The multidisciplinary urologic oncology program meets every Thursday afternoon to discuss new patient visits. We believe strongly that this collaborative approach, with everyone reviewing and discussing imaging, pathology and other data together improves care. We have also physically structured our clinics so that we all see patients in the same space at the same time. We believe that this facilitates interdisciplinary discussions, improves care, and provides an opportunity for patients to learn about the potential treatment options at a single visit.

Nurse Navigators

Nurse navigators allow us to bring to bear the powerful resources of a large and complex program, with a single point of contact for patients and their families. Nurse navigators provide supportive care, patient counseling, and care coordination.

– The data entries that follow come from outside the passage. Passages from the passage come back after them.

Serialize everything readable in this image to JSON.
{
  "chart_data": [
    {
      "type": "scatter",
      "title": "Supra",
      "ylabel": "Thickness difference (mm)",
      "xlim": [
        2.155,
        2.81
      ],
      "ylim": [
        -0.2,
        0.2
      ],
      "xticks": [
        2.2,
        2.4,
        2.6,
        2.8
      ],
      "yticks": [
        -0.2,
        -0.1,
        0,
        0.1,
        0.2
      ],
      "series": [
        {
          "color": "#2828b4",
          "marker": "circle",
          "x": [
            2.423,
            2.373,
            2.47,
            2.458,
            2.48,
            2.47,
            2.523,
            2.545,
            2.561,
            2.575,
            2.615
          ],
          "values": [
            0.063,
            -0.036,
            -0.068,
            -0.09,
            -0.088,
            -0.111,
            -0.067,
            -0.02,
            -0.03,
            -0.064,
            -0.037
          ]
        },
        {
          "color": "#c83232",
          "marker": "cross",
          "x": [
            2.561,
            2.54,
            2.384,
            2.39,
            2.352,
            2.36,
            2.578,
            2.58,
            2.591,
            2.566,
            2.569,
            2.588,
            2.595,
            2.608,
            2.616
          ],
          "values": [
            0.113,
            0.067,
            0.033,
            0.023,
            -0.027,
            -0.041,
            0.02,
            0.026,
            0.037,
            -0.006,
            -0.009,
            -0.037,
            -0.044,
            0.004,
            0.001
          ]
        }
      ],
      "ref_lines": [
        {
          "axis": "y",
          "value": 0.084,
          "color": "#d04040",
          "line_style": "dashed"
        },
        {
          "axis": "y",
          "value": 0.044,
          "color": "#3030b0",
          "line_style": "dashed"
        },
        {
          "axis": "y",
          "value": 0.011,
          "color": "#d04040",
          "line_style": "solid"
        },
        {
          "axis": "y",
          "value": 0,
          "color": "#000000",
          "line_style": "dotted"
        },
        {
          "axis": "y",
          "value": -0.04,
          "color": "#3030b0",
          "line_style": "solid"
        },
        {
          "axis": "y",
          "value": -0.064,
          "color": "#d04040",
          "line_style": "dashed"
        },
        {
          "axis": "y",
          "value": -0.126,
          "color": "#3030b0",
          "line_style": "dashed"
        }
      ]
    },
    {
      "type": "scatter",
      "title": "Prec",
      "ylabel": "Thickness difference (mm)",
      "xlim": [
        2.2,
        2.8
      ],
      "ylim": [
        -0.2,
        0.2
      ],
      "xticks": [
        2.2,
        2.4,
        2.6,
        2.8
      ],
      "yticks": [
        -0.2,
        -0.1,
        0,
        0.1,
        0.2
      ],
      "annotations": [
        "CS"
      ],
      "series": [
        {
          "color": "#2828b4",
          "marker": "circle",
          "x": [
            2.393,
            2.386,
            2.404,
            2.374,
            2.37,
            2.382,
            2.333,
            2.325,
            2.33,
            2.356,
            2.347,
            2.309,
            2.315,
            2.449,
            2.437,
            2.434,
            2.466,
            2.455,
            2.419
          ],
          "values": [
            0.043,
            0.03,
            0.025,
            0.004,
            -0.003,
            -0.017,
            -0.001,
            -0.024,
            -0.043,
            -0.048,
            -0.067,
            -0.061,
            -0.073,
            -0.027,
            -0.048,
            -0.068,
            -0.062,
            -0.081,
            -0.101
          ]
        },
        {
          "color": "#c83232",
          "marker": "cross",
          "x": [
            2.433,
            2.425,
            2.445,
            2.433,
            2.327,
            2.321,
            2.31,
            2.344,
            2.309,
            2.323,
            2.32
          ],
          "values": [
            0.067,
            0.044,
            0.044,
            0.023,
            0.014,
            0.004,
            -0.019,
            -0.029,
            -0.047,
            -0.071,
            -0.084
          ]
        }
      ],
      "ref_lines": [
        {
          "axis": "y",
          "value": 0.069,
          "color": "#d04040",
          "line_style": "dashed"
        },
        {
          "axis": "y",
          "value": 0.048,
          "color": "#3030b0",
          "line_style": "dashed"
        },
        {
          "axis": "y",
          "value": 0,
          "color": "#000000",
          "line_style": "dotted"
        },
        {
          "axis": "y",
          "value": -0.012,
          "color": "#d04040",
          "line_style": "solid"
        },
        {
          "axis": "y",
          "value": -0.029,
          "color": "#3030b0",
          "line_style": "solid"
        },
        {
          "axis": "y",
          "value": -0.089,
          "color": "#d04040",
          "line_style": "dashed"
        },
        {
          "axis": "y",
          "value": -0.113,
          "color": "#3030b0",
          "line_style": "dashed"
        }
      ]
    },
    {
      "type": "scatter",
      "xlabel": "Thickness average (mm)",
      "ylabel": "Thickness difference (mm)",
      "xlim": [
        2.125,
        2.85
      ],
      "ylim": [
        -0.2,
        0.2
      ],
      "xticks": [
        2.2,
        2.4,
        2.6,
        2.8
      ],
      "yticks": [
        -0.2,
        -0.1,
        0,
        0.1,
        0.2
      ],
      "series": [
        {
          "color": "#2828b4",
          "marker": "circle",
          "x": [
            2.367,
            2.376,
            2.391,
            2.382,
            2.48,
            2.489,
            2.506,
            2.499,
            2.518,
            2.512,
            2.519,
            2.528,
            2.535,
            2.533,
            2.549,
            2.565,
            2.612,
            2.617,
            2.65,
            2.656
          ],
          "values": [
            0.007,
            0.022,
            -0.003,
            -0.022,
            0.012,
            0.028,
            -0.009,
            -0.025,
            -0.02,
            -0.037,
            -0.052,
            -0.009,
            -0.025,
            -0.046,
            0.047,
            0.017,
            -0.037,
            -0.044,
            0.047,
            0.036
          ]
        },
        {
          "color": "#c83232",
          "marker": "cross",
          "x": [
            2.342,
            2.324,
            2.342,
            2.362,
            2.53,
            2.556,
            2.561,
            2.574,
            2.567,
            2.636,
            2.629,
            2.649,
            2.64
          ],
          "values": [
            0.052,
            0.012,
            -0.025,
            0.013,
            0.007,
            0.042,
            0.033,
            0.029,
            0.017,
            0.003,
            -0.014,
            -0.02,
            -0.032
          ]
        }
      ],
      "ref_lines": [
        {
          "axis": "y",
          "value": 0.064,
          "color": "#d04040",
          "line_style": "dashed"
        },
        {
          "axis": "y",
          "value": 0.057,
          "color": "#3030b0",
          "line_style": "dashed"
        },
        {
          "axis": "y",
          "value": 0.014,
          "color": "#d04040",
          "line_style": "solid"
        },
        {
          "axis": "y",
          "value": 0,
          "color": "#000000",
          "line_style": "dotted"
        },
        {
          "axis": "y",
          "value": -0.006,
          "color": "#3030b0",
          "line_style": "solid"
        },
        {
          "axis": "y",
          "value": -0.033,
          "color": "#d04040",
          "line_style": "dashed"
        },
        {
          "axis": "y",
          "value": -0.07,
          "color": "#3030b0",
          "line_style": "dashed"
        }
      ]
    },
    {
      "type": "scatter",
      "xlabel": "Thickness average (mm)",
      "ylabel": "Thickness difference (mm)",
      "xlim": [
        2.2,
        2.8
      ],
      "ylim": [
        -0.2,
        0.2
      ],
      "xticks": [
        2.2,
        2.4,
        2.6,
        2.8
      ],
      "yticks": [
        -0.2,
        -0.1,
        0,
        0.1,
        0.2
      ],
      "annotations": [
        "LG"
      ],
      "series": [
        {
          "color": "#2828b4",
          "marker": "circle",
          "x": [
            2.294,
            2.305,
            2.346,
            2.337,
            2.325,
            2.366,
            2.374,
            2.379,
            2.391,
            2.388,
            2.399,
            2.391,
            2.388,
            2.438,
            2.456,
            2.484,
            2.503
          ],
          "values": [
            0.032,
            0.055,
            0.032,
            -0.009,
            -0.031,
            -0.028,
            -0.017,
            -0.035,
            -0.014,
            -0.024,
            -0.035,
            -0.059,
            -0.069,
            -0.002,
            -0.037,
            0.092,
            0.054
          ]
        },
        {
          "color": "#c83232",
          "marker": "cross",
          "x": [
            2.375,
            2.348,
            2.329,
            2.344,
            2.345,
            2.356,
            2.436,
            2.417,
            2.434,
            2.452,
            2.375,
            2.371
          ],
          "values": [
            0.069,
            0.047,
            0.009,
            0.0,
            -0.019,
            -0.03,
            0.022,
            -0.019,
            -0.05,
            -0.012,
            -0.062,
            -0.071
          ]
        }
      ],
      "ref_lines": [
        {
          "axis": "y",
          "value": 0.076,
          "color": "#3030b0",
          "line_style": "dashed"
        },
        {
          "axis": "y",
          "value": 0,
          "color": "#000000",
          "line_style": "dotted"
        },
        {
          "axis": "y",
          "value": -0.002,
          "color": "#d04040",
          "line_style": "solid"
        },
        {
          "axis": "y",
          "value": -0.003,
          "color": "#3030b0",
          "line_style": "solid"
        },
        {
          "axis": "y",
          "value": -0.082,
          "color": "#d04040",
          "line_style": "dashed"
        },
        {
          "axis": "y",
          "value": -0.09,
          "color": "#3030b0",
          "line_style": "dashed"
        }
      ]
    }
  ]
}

Clinical Pharmacy Services

Pharmacists are an integral part of multidisciplinary care for patients with cancer. They provide important education for patients and caregivers at the beginning of a new treatment. They also meet regularly with the patients and caregivers in collaboration with the providers to monitor and manage side effects associated with cancer therapies. Pharmacists are also vital in identifying key medication interactions and providing recommendations for dose modifications based on patient specific factors.